Num estudo da organização publicado recentemente conclui-se que, em paralelo com mudanças internacionais e regionais, houve também fatores sociais que levaram ao aumento da violência: "Durante muito tempo dizia-se que a ameaça terrorista vinha essencialmente do estrangeiro, nomeadamente do Mali. Mas um olhar mais atento sobre os ataques no norte do país revela que há fatores internos", explica Ohayon.
Aumento do extremismo no norte
Cerca de 40% da população do Burkina Faso vive abaixo do limite da pobreza. E a comunidade internacional envia menos ajuda ao país do que a outras nações da região, ricas em recursos naturais. No norte do Burkina Faso, a situação é particularmente difícil, pois a maior parte da população, maioritariamente muçulmana, vive da agricultura, numa região cada vez mais ameaçada pela seca. O Governo apoia muito pouco os habitantes, que se sentem abandonados pelo Estado.
Segundo Cynthia Ohayon, nos últimos anos, o imã Ibrahim Malam Dicko e o seu grupo "Ansar ul-Islam" ("Defensores do Islão") foram angariando cada vez mais seguidores nesta região. O grupo – e não extremistas estrangeiros - é acusado frequentemente de execuções sumárias, raptos, pilhagens e ataques contra a polícia ou o exército.
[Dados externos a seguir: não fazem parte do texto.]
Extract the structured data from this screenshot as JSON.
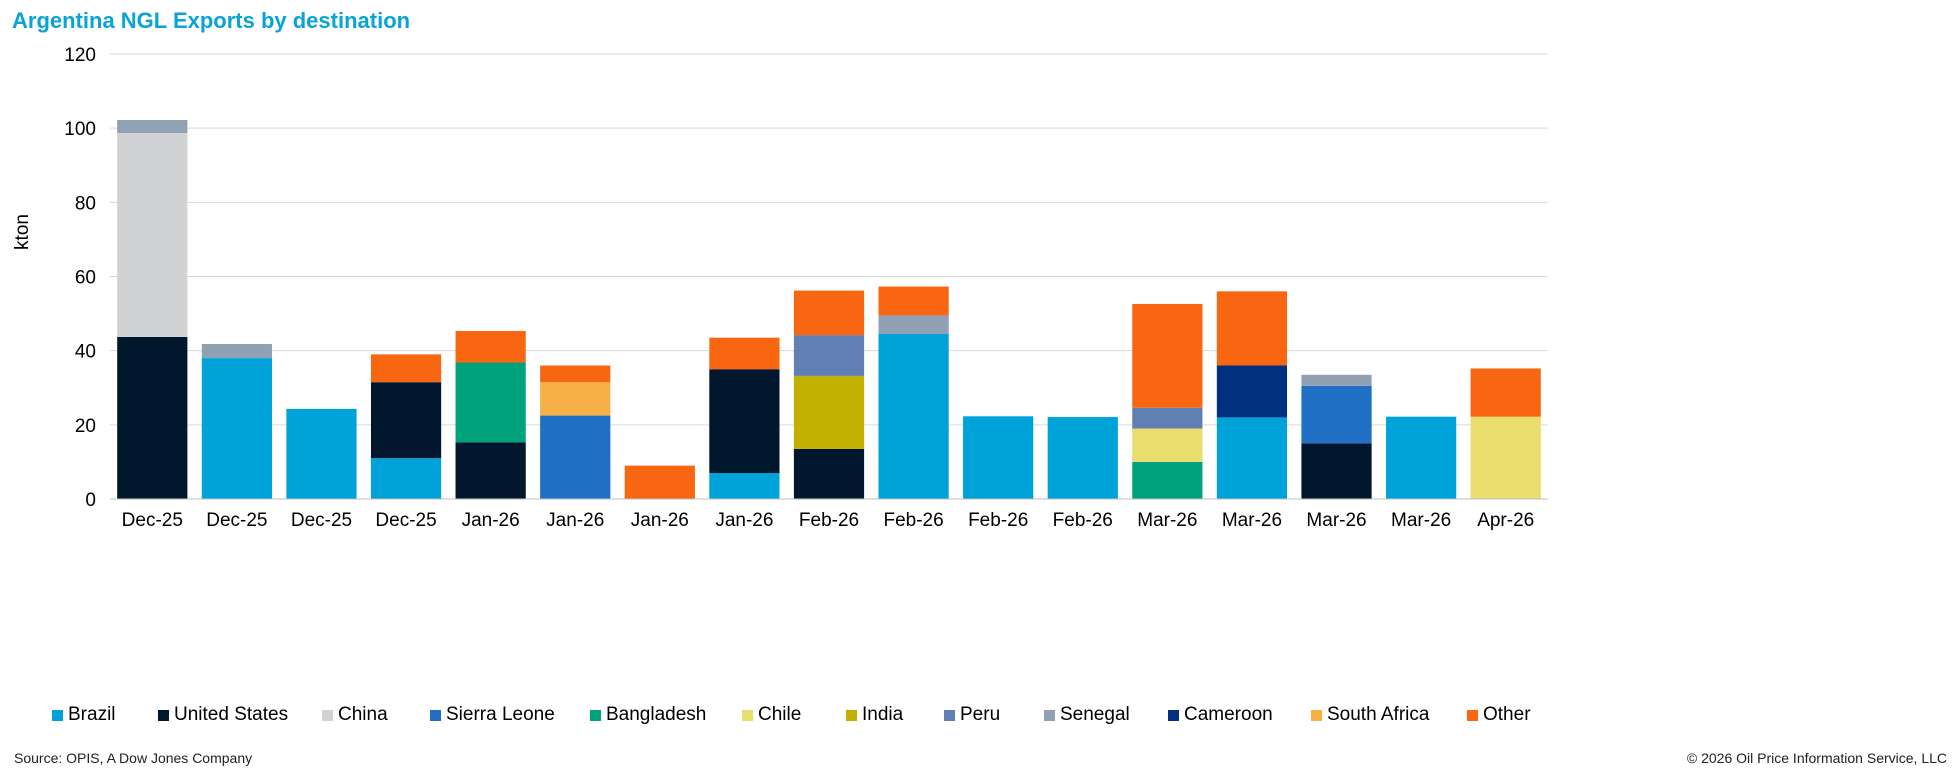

"Olhando para as raízes do islamismo no Burkina Faso, chegamos à conclusão que elas se baseiam nos problemas sociais existentes no norte do país", diz Ohayon. "Penso que não terá sido só a retórica religiosa que contribuiu para o aumento da violência, mas sim o facto desse líder religioso ter desafiado o sistema caduco que prevalece no país há decénios e que causa muita frustração, sobretudo entre os desfavorecidos e os jovens."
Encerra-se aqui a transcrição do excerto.